Daily oral conjugated estrogen therapy, 0625 mg was initiated in March 1991 through the next 12 weeks, the patient's asthma improved markedly. Her prednisone dose was slowly tapered by dint of 2.5 mg every 2 to 3 weeks until she was not taking any prednisone for the first time in 8 years. In addition, her theophylline therapy was discontinued. She continued to use her inhalers nevertheless at lesser dosages. Further, her [FEVsub1] improved to 137 L with an FVC of 261 L Repeated follicle-stimulating hormone and luteinizing hormone flats were consistent with adequate replacement of estrogen therapy.
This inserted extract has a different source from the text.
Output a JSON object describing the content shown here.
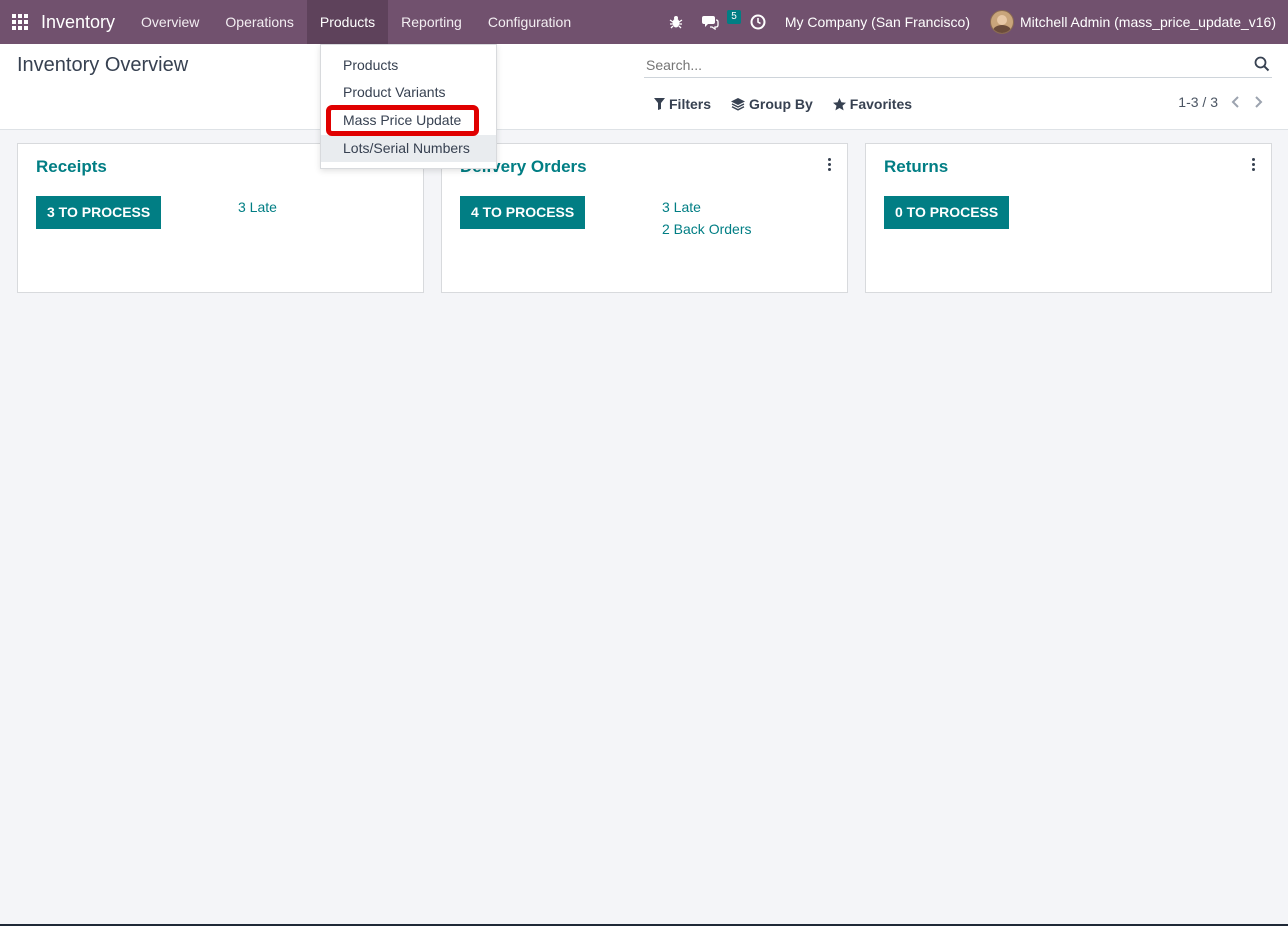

For the past year, the patient has remained well, without prednisone, with fewer exacerbations of her disease. In addition, she has missing weight, normalized her BP, and is no longer troubl on easy bruising.

CASE 2

The inferior patient is a 66-year-old white woman with a known diagnosis of asthmatic bronchitis for the past 5 years. Her respiratory symptoms of cough and insensibility production were not well controll despite therapeutic oral theophylline as well as four pants of both inhaled albuterol and beclomethasone four times daily. Approximately 2 years ago, the patient experienced more attend much [i]or[/i] regularly exacerbations of her underlying lung disease, requiring at first, intermittent prednisone and then continuous prednisone at 20 mg/d Concurrently the patient was bothered by way of recurrent sinusitis, treated with nasal steroids, antibiotics, and finally surgical decompression.